♗幕間♗名誉と思えば何てこと。
――バシッ!
鋭い破裂音に似た音を立てて、砂埃を巻き上げた五国戦記の絵が描かれた丸い厚紙が、同じように絵を描かれた厚紙に煽られてひっくり返る。これでまた手札を一枚失いましたわ。でもそれなら次こそ取り返して見せましょう。
フワリと靡く邪魔な袖を巻き付けた右腕を振りかぶって、手にしたメンコを今度こそ思い切り地面に――!
……ペトリ。
渾身の力で叩きつけたはずのメンコは、指先から離れた瞬間風圧の影響をもろに受けて浮いた……のかしら? もっとギリギリまで手から離さない方が……いえ、でもそれだとまた反則をしたことになってしまうわねぇ。
――と、そこまで脳内反省会をしたところで、眼前に立っていたマキシム王子が呆れた様子で口を開いた。
「スペンサー嬢、それだとただの落下だ。それに何度も言っているが、少しで良いから角度をつけろ。いまの投げ方だと風圧で浮いて地面まで威力が届かない」
「うふふ、頭では分かっているのですけれど、実践となると難しいですわね~。お相手を始めて一ヶ月以上経つのに、未だに一枚も取り戻せませんもの」
口許に手を当ててそう笑えば、若き王子様は眉間に皺を寄せて「覇気がないぞ。そんなことでは社交界で侮られる」と苦言を呈されてしまった。

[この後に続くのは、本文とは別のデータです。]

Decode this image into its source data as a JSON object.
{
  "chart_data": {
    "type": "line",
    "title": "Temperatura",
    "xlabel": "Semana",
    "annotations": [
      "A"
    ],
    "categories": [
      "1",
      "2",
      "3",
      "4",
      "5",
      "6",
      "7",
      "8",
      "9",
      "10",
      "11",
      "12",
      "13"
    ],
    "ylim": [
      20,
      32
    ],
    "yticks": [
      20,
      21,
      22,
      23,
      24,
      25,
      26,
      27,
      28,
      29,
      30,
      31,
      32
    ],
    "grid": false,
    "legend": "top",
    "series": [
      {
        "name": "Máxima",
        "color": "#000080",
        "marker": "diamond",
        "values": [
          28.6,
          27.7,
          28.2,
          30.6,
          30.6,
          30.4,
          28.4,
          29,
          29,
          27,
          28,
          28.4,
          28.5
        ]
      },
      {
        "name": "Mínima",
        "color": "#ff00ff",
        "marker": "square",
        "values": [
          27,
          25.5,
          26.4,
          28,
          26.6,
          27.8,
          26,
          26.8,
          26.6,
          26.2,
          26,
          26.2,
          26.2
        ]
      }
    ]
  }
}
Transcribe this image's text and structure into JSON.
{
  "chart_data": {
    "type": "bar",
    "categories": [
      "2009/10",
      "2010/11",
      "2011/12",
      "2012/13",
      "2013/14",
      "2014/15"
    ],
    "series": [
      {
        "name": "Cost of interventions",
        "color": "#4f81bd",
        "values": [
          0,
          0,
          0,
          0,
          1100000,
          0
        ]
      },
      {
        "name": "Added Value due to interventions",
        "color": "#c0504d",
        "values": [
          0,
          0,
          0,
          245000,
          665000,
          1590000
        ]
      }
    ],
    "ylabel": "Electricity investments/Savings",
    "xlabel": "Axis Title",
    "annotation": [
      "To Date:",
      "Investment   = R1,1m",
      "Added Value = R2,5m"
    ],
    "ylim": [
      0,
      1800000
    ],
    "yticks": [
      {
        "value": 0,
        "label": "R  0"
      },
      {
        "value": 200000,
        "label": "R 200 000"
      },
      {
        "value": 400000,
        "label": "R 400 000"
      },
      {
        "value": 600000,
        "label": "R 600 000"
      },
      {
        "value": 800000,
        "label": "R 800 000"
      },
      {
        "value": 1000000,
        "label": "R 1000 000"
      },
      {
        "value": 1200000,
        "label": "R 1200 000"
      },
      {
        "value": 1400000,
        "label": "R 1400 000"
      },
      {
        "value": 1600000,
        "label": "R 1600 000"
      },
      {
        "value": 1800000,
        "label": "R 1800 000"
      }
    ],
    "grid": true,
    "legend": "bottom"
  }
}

最初は王子様の家庭教師、ましてや一時的とはいえベルタ様の後任になることに緊張していたのだけれど……こうしていると杞憂であったのだと分かる。手がつけられない癇癪持ちの少年は、彼女の教育でここまで変わった。同業の憧れの人ながらその手腕に軽く嫉妬してしまうわ。
「ではもう一戦といきましょうか~?」
「ん……いや、もう小休止は終わりらしい。砂時計の砂が落ちきってる」
「あらまぁ、本当ですわ~。ついムキになってしまって砂時計の方を見ておりませんでした」
「ムキになったと言うのなら少しくらい負けて悔しい表情くらいしたらどうだ」
「うーん、そうですわねぇ。でしたらあとでお茶の時間に盤上にて雪辱を晴らさせて頂きますわ~」
「おい、そこは少しくらい遠慮しろ。あの面子だと止める奴がいないから、わたしの一人負けになる」
一瞬心底嫌そうな顔をしたマキシム様は、鍛練場の床に散らばったメンコを拾い上げ、一枚一枚についた砂埃を払って大切そうに袋に納めていく。その行動にならいつつ、胸の奥が軋む気配に気付かないふりをした。
自覚した瞬間に封じた初恋。このままもう少し冷却期間を置けば、きっとまだただの勘違いにできる。フェルディナンド様ともベルタ様ともきちんと友人に戻れる。
けれど……問題はそれだけではないのよねぇ。ほうっと溜息を漏らせば、それを聞きつけたマキシム様がチラリとこちらを見て、すぐにまた視線をメンコに戻しつつ口を開く。
「スペンサー嬢。ベルタが戻るまでは貴方の身柄はわたしが預かっている。ランベルク公が貴方の社交シーズンの邪魔をしているようだが、あれは婚約者をあてがおうとしてくる公爵から逃げるわたしへの当てつけであって、貴方に非があるわけではない。だから……落ち込むな」
急な会話の展開に思わず微笑ましさを感じて少し笑ってしまったけれど、それを聞きつけた意外と照れ屋な王子様は「チッ、何でもない」と頬を染めた。舌打ちはどうかと思うものの、そんな不器用な姿は年相応で可愛らしい。
現在は演劇が大好きな隣国の末姫様の次にマリアンナ様の名前が挙がっている。だから初恋が駄目でも、婚約者探しが難航しても、どうってことはないわ。
「ふふふふ、マキシム様。別によろしいのですよ~。公爵様が手を回さずとも、元々わたしは結婚ができないものだと思っておりましたから。むしろマキシム様の候補者の中に教え子がいるだなんて、こんな名誉なことはありませんわ~」
隣国の末姫様と自分の大切な教え子の名前が並ぶ。それがどれだけ誇らしいことか分かってくれるのは、王都から離れた親友だけだろう。早くフェルディナンド様の求婚を受けた彼女に褒めてもらいたい。
傷を舐め合う仲間にはホーエンベルク様をあてにさせてもらえば良いものね?
そう思っていた僅か数時間後。
雪辱を晴らせると意気込んでいたお茶の時間に、まさかその親友が帰ってきているとホーエンベルク様の口から聞かされるとは思ってもいなかったわ。